Synthetic Unruh effect in cold atoms
Javier Rodriguez-Laguna, Leticia Tarruell, Maciej Lewenstein, Alessio, Celi

TL;DR
This paper proposes a method to simulate the Unruh effect using ultracold atoms in optical lattices, enabling observation of thermal quantum fluctuations associated with accelerated observers.
Contribution
It introduces a novel quantum simulation approach for the Unruh effect with ultracold atoms, including state preparation, lattice quench, and fluctuation measurement techniques.
Findings
Fluctuations exhibit thermal spectra consistent with Unruh's prediction
Observation of Bose-Einstein to Fermi-Dirac distribution transition
Simulation framework applicable to quantum field phenomena in curved spacetime
Abstract
We propose to simulate a Dirac field near an event horizon using ultracold atoms in an optical lattice.
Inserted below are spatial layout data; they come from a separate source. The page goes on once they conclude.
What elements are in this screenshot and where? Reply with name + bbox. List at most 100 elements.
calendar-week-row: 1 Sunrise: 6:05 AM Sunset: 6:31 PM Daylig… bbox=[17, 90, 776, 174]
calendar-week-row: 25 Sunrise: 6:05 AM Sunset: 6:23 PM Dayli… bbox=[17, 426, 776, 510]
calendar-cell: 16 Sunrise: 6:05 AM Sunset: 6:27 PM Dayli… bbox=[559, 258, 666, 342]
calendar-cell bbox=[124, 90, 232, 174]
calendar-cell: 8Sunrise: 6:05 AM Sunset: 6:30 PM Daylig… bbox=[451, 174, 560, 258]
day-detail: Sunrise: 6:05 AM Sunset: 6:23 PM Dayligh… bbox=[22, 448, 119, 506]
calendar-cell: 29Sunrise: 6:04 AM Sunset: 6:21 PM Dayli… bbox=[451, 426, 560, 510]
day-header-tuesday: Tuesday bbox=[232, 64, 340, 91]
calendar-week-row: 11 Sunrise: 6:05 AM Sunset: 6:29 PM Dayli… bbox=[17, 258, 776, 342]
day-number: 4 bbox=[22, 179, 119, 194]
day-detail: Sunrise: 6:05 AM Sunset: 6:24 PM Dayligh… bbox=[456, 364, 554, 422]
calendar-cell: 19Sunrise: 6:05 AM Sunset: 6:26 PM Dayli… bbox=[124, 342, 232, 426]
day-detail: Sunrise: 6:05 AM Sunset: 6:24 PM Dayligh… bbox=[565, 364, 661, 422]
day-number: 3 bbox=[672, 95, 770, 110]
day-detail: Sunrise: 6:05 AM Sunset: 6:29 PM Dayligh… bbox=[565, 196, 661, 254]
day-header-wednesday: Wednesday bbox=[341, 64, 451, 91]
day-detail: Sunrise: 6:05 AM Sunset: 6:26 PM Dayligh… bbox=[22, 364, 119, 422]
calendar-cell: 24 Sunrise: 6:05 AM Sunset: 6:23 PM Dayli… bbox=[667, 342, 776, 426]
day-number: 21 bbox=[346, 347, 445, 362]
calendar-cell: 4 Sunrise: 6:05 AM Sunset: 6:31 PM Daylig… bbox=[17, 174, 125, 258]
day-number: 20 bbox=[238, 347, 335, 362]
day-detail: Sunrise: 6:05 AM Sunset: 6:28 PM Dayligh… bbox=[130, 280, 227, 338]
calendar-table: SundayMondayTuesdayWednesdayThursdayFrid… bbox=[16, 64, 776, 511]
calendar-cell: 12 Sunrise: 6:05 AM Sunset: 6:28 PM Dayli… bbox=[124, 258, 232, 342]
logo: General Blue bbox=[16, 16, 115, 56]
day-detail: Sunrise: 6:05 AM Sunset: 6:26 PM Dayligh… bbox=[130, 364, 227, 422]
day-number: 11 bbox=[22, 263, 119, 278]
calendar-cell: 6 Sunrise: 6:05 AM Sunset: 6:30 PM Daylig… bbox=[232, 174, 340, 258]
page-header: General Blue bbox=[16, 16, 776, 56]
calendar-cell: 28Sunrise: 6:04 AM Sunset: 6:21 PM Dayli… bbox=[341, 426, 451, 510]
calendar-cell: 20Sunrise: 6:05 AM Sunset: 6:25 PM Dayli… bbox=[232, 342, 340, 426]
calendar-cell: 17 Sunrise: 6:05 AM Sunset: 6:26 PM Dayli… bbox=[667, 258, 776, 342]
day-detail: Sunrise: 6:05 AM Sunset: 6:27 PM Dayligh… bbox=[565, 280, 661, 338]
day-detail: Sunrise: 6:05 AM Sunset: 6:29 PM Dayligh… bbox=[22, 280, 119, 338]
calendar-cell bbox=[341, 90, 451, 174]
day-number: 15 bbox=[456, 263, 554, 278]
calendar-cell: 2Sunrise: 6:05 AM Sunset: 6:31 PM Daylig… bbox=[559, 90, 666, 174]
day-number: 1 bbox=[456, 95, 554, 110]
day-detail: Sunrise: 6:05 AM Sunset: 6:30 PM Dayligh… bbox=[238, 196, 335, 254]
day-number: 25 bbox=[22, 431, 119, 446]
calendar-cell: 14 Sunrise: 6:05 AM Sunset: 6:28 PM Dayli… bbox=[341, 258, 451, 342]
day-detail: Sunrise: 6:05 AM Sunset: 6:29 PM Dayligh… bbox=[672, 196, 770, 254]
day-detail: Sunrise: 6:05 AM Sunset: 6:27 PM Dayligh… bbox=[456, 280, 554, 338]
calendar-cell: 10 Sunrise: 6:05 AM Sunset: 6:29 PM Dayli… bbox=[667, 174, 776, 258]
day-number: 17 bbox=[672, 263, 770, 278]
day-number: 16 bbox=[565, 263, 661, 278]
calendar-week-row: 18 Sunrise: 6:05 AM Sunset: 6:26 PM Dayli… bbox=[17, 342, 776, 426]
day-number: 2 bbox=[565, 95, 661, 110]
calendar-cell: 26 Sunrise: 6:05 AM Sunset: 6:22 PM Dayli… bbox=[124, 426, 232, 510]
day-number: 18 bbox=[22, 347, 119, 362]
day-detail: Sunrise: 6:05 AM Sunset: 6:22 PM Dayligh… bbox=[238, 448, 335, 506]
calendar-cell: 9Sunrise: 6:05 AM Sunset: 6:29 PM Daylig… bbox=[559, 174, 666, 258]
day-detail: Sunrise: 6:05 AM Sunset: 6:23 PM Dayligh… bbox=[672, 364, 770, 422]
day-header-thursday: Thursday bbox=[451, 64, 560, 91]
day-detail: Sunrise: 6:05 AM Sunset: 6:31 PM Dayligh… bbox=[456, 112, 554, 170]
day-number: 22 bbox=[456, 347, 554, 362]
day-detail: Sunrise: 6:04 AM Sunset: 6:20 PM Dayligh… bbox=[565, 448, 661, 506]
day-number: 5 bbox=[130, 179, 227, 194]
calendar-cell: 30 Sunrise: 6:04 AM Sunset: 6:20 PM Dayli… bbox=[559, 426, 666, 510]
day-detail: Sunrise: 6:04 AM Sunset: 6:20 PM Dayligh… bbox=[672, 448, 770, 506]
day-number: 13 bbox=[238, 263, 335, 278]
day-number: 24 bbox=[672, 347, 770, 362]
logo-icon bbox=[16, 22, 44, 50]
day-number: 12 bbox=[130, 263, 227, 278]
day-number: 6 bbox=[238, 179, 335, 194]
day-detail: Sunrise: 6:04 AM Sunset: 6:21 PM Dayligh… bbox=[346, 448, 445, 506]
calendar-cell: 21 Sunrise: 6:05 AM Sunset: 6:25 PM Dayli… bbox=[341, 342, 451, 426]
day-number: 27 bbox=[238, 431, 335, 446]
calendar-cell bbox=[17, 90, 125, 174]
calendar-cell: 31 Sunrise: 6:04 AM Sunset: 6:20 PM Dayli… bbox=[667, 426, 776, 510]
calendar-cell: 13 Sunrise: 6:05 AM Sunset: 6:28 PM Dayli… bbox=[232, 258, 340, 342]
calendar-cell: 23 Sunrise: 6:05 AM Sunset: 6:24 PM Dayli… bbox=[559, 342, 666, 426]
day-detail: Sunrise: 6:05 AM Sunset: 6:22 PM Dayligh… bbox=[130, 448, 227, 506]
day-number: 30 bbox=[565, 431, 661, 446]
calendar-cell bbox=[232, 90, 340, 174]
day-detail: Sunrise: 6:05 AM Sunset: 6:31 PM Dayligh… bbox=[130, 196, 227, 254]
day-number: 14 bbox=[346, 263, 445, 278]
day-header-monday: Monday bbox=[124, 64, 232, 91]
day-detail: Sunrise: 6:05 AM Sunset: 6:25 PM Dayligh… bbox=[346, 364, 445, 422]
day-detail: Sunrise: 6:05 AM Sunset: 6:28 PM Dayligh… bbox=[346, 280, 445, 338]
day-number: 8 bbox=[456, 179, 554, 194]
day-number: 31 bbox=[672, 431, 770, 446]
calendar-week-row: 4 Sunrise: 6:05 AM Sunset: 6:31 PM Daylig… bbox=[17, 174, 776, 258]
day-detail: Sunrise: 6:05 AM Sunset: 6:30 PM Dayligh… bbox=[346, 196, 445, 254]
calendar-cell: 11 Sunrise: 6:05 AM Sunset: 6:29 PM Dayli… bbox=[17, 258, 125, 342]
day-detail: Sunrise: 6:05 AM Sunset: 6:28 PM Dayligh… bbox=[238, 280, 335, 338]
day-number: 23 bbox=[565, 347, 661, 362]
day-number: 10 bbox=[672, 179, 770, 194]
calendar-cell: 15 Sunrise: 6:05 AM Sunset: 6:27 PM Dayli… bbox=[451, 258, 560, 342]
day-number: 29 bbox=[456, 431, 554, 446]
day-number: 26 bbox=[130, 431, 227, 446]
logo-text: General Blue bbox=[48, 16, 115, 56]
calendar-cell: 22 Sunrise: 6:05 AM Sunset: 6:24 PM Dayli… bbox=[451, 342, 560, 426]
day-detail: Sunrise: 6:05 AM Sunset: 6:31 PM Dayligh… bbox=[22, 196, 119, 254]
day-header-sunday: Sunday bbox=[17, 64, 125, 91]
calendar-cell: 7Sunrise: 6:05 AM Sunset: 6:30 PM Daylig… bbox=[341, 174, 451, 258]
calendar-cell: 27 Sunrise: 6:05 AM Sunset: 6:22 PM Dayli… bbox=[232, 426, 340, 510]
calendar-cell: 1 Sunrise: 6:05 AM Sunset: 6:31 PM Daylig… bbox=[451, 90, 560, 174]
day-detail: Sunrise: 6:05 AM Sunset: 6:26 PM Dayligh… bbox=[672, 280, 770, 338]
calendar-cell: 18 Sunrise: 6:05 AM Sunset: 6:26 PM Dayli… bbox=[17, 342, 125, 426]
Such a quantum simulator allows for the observation of the celebrated Unruh effect. Our proposal involves three stages: (1) preparation of the ground state of a massless 2D Dirac field in Minkowski spacetime; (2) quench of the optical lattice setup to simulate how an accelerated observer would view that state; (3) measurement of the local quantum fluctuation spectra by one-particle excitation spectroscopy in order to simulate a De Witt detector. According to Unruh's prediction, fluctuations measured in such a way must be thermal. Moreover, following Takagi's inversion theorem, they will obey the Bose-Einstein distribution, which will smoothly transform into the Fermi-Dirac as one of the dimensions of the lattice is reduced.